Вода реки, летом белая, как сливки, и бурная, как водопад, к осени глубоко спадает, высветляется и зеленеет. Она становится прозрачной, темно-зеленого цвета с легкими оттенками бирюзы, как у изумруда. Именно этот удивительный насыщенный цвет прекрасно умел передавать в своих лучших работах знаменитый алтайский художник, ученик Ивана Шишкина, улалинский иконописец Григорий Чорос-Гуркин.

По берегам Аргута горят ярко-оранжевые кисти спелой облепихи. На дне реки в лучах скошенного полуденного солнца бликуют серебром и медью россыпи гладких разноцветных камней. Белыми кружевами пенятся притихшие аргутские пороги и шиверы. Красная, желтая, зеленая, охристая листва и хвоя, ветви деревьев и кустов причудливо ветвятся на фоне изумрудной воды андалусскими орнаментами. Дополняют картину мозаичные, пастельных тонов мхи, небрежно наброшенные тонкими сухими накидками на светло-серый гранит скал и валунов.

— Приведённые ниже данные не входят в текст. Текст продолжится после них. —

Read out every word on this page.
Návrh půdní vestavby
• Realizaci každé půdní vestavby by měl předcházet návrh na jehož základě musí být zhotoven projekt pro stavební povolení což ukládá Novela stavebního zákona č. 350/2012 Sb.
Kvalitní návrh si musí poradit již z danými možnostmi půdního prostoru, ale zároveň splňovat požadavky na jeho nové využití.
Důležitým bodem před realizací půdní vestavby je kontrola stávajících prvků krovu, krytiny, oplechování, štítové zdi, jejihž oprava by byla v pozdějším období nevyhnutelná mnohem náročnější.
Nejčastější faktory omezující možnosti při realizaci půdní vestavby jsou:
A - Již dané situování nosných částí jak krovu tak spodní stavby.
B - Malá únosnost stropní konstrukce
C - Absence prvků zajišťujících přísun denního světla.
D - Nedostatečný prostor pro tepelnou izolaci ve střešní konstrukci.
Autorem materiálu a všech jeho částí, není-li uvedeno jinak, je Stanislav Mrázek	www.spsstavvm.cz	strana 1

Мы целый день едем вдоль реки по левому берегу, то спешиваясь, то снова садясь в седла, и потому успеваем не спеша рассмотреть всю ослепительную дикую красоту осенних аргутских излучин.

По северным склонам гор и по глубоким ущельям, прячущим притоки Аргута (реки Кулагаш, Иедыгем, Бартулдак, Юн-гур, Шавлу – сколько поэзии в этих древних тюркских названиях!), густо стоит дикая и мощная тайга. Она подступает прямо к домам, баням и огородам Джазатора и Старого Аргута.

В густой приаргутской тайге преобладают огромные, с раскинутыми далеко в стороны от стволов ветками лиственницы.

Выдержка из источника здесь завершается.